Bugs the read-only window has caught

An agent that confidently recommended restarting a service that was already restarting. Read-only window caught the mismatch between the agent's view of the world and reality. A write-mode bug would have caused a cascading restart.

An agent that retrieved a runbook from the wrong service and recommended an inapplicable action. Read-only caught the misclassification. A write-mode bug would have applied the action.

An agent that understated the blast radius of an action it was recommending. The human on-call caught it; the read-only review surfaced the prompt issue. The agent now estimates blast radius explicitly.

How to make the rule stick

Document the policy.

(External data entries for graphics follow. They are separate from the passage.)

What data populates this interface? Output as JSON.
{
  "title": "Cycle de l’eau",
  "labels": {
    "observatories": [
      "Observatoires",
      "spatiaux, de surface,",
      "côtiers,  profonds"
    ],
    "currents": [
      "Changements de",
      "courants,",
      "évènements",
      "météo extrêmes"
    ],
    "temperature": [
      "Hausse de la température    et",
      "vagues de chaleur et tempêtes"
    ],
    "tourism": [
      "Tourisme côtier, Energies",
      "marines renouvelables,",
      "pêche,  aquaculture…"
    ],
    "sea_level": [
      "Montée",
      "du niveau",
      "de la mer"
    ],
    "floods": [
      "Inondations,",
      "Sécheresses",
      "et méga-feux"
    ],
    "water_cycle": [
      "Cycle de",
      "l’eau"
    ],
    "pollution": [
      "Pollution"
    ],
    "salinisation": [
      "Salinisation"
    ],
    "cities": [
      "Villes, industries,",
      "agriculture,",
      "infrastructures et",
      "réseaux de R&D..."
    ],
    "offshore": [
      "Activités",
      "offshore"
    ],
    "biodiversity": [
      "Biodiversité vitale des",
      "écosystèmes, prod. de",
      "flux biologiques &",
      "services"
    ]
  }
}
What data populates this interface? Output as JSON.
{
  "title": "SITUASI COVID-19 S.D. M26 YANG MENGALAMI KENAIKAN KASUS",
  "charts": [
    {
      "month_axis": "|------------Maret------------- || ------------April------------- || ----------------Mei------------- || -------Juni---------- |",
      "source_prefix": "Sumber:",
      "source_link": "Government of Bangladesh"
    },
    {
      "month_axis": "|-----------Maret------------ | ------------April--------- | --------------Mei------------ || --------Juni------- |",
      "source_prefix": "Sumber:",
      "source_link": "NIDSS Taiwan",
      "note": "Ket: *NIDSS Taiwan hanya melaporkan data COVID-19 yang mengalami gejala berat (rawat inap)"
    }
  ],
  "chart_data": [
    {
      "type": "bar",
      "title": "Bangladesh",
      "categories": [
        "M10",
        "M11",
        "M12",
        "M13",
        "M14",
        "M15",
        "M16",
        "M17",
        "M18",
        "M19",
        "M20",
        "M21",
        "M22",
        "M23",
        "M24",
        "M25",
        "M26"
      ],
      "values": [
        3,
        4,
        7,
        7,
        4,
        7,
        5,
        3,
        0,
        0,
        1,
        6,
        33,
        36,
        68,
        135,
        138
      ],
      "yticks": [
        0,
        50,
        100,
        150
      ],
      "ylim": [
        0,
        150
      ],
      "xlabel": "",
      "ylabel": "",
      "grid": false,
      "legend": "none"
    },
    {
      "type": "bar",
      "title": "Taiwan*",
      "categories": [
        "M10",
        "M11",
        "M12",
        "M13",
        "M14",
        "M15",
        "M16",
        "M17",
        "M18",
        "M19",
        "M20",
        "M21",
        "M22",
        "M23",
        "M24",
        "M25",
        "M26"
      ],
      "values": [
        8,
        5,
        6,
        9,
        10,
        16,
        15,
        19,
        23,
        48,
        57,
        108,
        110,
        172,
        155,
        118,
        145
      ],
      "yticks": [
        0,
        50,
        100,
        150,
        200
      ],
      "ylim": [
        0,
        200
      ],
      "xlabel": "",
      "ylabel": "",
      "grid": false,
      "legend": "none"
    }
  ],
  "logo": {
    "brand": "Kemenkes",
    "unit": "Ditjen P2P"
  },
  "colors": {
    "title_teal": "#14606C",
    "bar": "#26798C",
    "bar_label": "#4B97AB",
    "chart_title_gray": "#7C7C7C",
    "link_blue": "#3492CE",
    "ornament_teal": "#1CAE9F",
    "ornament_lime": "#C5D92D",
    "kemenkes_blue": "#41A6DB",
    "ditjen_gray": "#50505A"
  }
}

Have it signed by leadership. "Read-only for 30 days" is the norm, not a debate point.

Build the read-only path into the agent infrastructure from day one. The agent should support a flag: capabilities=read. Toggling that flag is one PR review, not a refactor.

Celebrate read-only graduations. "Agent X graduated tool Y this week with eval scores Z" is the kind of changelog entry that reinforces the discipline.

What to do this week

Audit your existing agents. Which ones skipped the read-only window? Pick the one that would benefit most from a retroactive 30-day read-only audit. Run it; see if any prior actions look risky in hindsight. Use the audit findings to formalise the rule going forward.